General characteristics
- Tonnage: 2,137 GRT

= SS Fingal (1923) =

Norwegian merchant ship

SS Fingal was a Norwegian merchant ship of 2,137 tons which was sunk during World War II off the coast of Australia.

==Brief history==
Fingal was built at Moss Værft, Norway 1923.

In December 1941, the steamer had been damaged by Japanese bombing when en route between Rangoon and Calcutta.

In May 1943, Fingal was under charter to the Australian Government. She was sailing from Sydney to Darwin shipping cargo and ammunition escorted by , crewed by 31 men, mainly Scandinavian, apart from six Australians including two Royal Australian Navy gunners.
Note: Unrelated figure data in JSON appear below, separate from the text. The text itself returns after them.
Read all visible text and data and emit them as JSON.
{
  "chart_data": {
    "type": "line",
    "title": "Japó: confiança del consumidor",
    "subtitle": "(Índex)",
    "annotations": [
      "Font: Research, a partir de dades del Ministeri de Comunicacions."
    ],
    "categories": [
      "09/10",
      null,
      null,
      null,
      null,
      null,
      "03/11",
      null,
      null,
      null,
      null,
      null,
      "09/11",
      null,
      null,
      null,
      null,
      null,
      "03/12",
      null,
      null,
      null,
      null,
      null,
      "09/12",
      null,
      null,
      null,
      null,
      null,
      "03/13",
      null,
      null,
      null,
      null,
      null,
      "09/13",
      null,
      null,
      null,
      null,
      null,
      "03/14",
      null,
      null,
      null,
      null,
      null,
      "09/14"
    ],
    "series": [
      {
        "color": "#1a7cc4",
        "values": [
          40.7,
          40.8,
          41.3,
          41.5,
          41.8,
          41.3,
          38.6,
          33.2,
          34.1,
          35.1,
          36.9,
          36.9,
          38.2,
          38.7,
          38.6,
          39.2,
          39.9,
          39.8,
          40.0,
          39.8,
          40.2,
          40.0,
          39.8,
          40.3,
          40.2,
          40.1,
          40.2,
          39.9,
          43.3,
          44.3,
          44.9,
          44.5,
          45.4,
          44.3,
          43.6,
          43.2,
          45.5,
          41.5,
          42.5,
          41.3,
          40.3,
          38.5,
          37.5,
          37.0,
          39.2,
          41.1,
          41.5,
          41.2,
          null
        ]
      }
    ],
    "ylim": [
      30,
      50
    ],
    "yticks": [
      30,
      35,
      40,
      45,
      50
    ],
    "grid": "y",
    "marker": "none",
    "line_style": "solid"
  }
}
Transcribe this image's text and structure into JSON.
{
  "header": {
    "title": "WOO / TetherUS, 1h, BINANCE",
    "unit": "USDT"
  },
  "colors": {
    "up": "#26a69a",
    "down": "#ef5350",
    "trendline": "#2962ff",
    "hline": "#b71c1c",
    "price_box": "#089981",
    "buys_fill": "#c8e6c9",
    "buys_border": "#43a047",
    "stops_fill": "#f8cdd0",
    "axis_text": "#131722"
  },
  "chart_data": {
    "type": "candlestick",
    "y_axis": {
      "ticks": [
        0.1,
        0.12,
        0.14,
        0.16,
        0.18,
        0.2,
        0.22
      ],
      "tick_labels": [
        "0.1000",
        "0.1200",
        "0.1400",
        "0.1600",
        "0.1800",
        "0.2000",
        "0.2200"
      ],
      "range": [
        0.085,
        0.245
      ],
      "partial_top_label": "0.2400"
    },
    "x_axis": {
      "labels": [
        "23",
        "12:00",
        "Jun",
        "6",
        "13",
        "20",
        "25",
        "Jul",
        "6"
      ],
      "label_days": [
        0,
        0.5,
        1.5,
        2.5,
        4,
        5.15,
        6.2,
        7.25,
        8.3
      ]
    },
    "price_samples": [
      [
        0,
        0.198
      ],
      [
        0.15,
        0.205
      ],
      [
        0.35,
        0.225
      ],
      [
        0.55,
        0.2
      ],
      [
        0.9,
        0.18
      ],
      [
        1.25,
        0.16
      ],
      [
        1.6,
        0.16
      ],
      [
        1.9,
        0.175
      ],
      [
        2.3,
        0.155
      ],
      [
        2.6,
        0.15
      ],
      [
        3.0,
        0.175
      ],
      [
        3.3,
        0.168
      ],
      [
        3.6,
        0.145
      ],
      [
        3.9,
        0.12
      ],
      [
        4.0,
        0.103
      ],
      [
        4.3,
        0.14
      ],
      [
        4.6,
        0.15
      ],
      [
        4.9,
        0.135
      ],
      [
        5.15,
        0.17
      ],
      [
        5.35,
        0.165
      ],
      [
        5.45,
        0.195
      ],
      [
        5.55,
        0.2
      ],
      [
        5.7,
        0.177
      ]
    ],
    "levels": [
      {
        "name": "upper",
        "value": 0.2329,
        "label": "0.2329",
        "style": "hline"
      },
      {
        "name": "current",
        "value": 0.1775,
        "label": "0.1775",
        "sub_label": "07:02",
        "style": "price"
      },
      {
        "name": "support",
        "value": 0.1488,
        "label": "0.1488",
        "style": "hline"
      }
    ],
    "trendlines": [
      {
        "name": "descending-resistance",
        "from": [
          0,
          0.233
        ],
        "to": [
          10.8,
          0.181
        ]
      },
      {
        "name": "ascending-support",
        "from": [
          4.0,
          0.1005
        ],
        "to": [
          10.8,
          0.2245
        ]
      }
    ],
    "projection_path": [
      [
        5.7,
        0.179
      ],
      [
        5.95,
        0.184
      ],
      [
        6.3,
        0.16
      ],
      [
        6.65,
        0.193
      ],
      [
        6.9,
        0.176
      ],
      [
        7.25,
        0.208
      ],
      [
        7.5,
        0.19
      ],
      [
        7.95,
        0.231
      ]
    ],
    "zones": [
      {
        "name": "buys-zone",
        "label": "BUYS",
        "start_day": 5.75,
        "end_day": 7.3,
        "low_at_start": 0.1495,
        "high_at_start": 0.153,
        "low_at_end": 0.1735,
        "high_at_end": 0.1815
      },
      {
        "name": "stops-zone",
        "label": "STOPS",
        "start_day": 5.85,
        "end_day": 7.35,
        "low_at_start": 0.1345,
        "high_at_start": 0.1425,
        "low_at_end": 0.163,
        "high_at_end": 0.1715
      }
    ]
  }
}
At about 1:35pm off Nambucca Heads, New South Wales on 5 May 1943, two torpedoes fired from the Japanese submarine I-180 struck the side of her hull. Fingal sank within a minute and Patterson dropped depth charges and immediately left the area.

Survivors from the sinking ship clung to debris. A RAAF Avro Anson DG696 from No. 71 Squadron, crewed by Sergeant Geoffery Gillmore (pilot), Flying Officer Max Sharrad (Navigator) and Sergeant J "Poppa" Hall (WAG), operating out of Coffs Harbour was escorting her at the time, flying about 10 mi ahead of the ship. DG696 saw two torpedoes converging on the ship and flew along the tracks but saw no sign of the submarine and made no attack. Another aircraft, DG 825, was despatched from Coffs Harbour on a Rescue and Search mission. Crew included P/O McKernan and F/L AB (Barrie) Blackstone (navigator). They located the survivors and advised Patterson which returned to pick up the survivors, who had spent four hours in the sea. 19 of the crew survived. Patterson dropped off the survivors at Newcastle at 9:00am on 6 May 1943.

Twelve men were killed in the sinking, including the captain, chief officer and all the engineers.